Gli atleti subivano una morte precoce ai tempi amatoriali, di solito attorno ai trent'anni. Come gli antichi eroi greci andavano silenziosamente al loro destino -- ora si ritirano e diventano celebrità e hanno milioni di follower su Facebook. Negli anni '50, la vita reale cominciava quando l'atleta era morto.

Una vita di meditazione sembra sia cominciata per me grazie al virus, non che sia mai stato distratto da donne, nightclub e alcool. Dicono che uno non dovrebbe mai guardare indietro, ma si sbagliano come sempre. Mi danno davvero piacere le mie ossessioni nostalgiche: le bellissime feste, l'eleganza, le buone maniere, le bellissime barche a vela, le bellissime donne, e le competizioni sportive a cui ho partecipato.
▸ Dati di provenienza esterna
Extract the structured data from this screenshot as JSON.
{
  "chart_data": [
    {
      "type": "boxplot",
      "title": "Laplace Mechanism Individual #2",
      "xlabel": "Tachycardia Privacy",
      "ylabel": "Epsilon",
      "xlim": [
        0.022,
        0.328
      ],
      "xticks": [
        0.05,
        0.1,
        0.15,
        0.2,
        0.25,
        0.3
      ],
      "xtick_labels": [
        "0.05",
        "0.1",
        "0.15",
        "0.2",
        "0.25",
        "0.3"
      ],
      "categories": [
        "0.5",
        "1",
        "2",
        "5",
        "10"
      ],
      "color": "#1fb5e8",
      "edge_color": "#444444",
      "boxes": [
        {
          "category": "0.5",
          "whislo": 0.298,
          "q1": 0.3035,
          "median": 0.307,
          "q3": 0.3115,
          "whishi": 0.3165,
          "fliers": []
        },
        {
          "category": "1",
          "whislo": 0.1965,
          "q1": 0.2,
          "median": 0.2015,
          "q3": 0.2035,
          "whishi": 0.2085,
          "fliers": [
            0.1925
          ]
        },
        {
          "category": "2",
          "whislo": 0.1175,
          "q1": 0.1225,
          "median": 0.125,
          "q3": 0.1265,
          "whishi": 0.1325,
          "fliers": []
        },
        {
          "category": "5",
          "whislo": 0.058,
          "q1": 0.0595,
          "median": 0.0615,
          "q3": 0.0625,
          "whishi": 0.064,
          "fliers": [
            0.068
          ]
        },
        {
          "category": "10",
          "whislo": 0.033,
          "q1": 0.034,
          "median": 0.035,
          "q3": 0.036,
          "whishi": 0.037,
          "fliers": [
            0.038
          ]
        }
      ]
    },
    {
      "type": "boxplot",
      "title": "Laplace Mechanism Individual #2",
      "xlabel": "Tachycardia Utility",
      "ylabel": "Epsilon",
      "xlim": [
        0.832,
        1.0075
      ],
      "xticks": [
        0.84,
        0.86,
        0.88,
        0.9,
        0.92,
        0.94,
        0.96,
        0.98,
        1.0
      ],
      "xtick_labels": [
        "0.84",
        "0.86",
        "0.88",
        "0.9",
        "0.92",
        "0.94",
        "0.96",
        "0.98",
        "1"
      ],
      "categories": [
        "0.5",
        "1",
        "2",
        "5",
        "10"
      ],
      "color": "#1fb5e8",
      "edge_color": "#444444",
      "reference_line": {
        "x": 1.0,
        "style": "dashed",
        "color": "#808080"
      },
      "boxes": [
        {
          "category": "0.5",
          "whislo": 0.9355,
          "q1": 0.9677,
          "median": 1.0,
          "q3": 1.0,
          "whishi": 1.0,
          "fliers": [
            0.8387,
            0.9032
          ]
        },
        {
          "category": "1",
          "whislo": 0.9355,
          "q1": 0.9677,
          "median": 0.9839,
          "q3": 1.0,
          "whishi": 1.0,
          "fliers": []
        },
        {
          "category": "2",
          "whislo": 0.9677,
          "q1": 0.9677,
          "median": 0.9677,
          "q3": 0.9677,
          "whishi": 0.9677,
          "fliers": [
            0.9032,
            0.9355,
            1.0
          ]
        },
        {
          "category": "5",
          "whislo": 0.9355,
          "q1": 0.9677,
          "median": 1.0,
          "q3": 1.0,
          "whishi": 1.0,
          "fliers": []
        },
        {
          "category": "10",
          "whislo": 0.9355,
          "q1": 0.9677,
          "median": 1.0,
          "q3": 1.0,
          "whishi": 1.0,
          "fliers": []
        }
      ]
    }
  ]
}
Il mio compagno di Coppa Davis, vincitore di Wimbledon juniores nel 1963, mi ha telefonato la scorsa settimana dal Costarica. È peggio di me riguardo al passato. Avevamo la squadra di doppio numero uno al mondo, sotto di due set a uno e poi un paio di match point nel quinto set, questo nei campionati francesi nel 1965. E li abbiamo buttati via. La storia della mia vita.